Long-time Vermont AG says he won’t seek re-election

By Jessica Karmasek | Oct 2, 2015


MONTPELIER, Vt. (Legal Newsline) - Vermont Attorney General Bill Sorrell -- the state’s longest serving attorney general -- said this week he will not seek re-election in 2016.

“It has been my honor and pleasure to serve the people of Vermont as attorney general for well over 18 years,” Sorrell said in a statement Monday.

“I look forward to continuing to work hard, along with the very talented lawyers and other staff of the Attorney General’s Office, on the many important issues we presently confront and those we will confront during the next 15 months.”

Sorrell, who was appointed by former Gov. Howard Dean in 1997, has run for and won re-election nine times -- in 1998, 2000, 2002, 2004, 2006, 2008, 2010, 2012 and 2014.

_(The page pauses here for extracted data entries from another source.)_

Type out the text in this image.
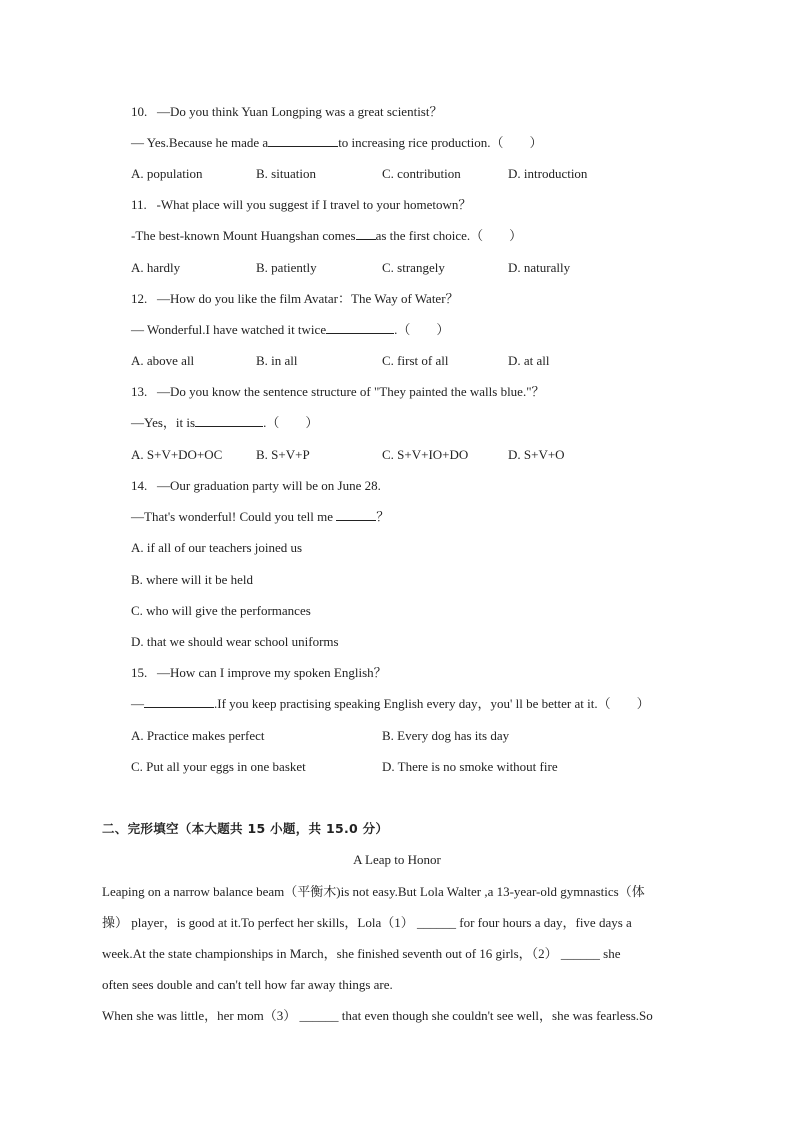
10. —Do you think Yuan Longping was a great scientist？
— Yes.Because he made a	to increasing rice production.（　　）
A. population	B. situation	C. contribution	D. introduction
11. -What place will you suggest if I travel to your hometown？
-The best-known Mount Huangshan comes as the first choice.（　　）
A. hardly	B. patiently	C. strangely	D. naturally
12. —How do you like the film Avatar：The Way of Water？
— Wonderful.I have watched it twice	.（　　）
A. above all	B. in all	C. first of all	D. at all
13. —Do you know the sentence structure of "They painted the walls blue."？
—Yes，it is	.（　　）
A. S+V+DO+OC	B. S+V+P	C. S+V+IO+DO	D. S+V+O
14. —Our graduation party will be on June 28.
—That's wonderful! Could you tell me	？
A. if all of our teachers joined us
B. where will it be held
C. who will give the performances
D. that we should wear school uniforms
15. —How can I improve my spoken English？
—	.If you keep practising speaking English every day，you' ll be better at it.（　　）
A. Practice makes perfect	B. Every dog has its day
C. Put all your eggs in one basket	D. There is no smoke without fire
二、完形填空（本大题共 15 小题，共 15.0 分）
A Leap to Honor
Leaping on a narrow balance beam（平衡木)is not easy.But Lola Walter ,a 13-year-old gymnastics（体
操） player，is good at it.To perfect her skills，Lola（1） ______ for four hours a day，five days a
week.At the state championships in March，she finished seventh out of 16 girls，（2） ______ she
often sees double and can't tell how far away things are.
When she was little，her mom（3） ______ that even though she couldn't see well，she was fearless.So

“I am proud of my office and its many accomplishments,” Sorrell said this week. “I am deeply grateful for the support I have received and continue to receive from so many Vermonters.”

The long-time attorney general reportedly is under investigation for complaints regarding campaign finance issues. Sorrell has denied any wrongdoing.

Sorrell’s announcement seemingly leaves the door wide open for Chittenden County State’s Attorney T.J. Donovan, who planned to challenge Sorrell for the second time in four years.

Donovan, who is in his third term as county prosecutor, lost the Democratic primary to Sorrell in 2012 by about 700 votes.

It was the first time Sorrell faced what some would consider a serious challenger since being appointed.

Donovan announced in June he is again running for the Democratic nomination.

Vermont’s primaries are set for Aug. 9, 2016. Its general election is set for Nov. 8, 2016.